Rachida Dati, candidate des Républicains (LR) pour la mairie de Paris, a exprimé dans l'émission "Grand Jury RTL – Public Sénat – Le Figaro – M6" ses préoccupations sur la candidature de Pierre-Yves Bournazel, soutenu par des figures politiques telles qu'Édouard Philippe et Gabriel Attal. Pour Dati, cette candidature soulève des questions chez les Parisiens, qui semblent perplexes quant à la motivation de Bournazel à se présenter.
Elle n’a pas manqué de qualifier ses adversaires politiques de "droite la plus bête du monde", tout en appelant à la responsabilité collective. "Les Parisiens me demandent pourquoi il se présente", note-t-elle, insistant sur le fait que ce ne sont pas des élections majeures comme la présidentielle qui déterminent la légitimité des candidats.

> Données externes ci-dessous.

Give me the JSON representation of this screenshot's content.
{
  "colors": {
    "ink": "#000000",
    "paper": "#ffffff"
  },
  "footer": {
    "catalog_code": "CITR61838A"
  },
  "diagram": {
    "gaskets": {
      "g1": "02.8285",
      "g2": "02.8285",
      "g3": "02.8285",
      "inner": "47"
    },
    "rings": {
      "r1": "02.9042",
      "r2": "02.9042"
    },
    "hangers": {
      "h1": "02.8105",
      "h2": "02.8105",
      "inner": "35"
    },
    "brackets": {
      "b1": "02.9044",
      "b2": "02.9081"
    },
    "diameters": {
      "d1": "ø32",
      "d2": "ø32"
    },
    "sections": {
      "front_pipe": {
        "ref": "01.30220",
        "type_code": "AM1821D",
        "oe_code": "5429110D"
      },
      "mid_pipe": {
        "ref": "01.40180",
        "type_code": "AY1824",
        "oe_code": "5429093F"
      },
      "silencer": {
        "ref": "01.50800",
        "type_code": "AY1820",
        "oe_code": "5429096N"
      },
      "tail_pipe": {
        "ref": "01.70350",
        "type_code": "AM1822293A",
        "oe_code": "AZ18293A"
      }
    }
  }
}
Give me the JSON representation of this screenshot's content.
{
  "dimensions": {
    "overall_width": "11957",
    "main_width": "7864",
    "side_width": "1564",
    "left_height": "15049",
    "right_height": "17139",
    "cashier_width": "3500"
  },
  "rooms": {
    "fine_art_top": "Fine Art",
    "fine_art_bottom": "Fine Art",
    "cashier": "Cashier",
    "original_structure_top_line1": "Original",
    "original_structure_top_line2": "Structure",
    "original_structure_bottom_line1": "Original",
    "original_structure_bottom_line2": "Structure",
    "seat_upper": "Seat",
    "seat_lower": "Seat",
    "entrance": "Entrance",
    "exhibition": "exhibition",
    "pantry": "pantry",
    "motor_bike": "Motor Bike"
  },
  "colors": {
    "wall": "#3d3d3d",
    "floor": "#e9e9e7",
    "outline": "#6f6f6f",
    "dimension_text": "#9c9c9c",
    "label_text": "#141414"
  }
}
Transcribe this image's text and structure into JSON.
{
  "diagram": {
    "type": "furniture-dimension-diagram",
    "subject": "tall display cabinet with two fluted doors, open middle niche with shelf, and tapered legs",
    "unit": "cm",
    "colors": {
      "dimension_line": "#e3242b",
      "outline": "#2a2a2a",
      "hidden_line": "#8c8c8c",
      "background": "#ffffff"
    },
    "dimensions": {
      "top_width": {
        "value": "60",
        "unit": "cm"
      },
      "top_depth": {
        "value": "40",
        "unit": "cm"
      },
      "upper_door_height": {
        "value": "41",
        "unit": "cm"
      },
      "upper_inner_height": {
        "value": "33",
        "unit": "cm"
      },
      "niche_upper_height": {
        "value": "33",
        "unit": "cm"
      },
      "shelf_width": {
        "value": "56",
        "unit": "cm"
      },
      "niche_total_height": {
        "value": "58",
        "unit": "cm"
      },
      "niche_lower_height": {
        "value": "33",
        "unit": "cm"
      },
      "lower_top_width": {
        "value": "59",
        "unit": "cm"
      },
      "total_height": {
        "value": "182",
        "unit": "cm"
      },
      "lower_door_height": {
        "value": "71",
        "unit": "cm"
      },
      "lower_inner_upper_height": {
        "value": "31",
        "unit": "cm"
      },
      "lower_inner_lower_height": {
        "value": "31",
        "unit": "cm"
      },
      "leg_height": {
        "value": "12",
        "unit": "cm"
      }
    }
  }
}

Dati met en garde contre les dangers d'une division au sein de la droite, rappelant que cette approche avait précédemment conduit à l'élection d'Anne Hidalgo : "Il faut faire attention à ce précédent", soutient-elle. Elle évoque également l'importance d'une unité pour assurer un véritable changement à Paris.
Sur la possibilité d'une alliance avec l'opposition, notamment avec Sarah Knafo, elle reste ferme : "Des personnes qui appellent à ma démission, je les évite. Ce ne sont pas mes valeurs", faisant clairement référence à des tensions internes qui affligent les Républicains.
Ainsi, Rachida Dati se positionne comme une figure centrale de la politique parisienne, naviguant délicatement entre rivalités et alliances, tout en répondant à la quête de clarté des électeurs parisiens.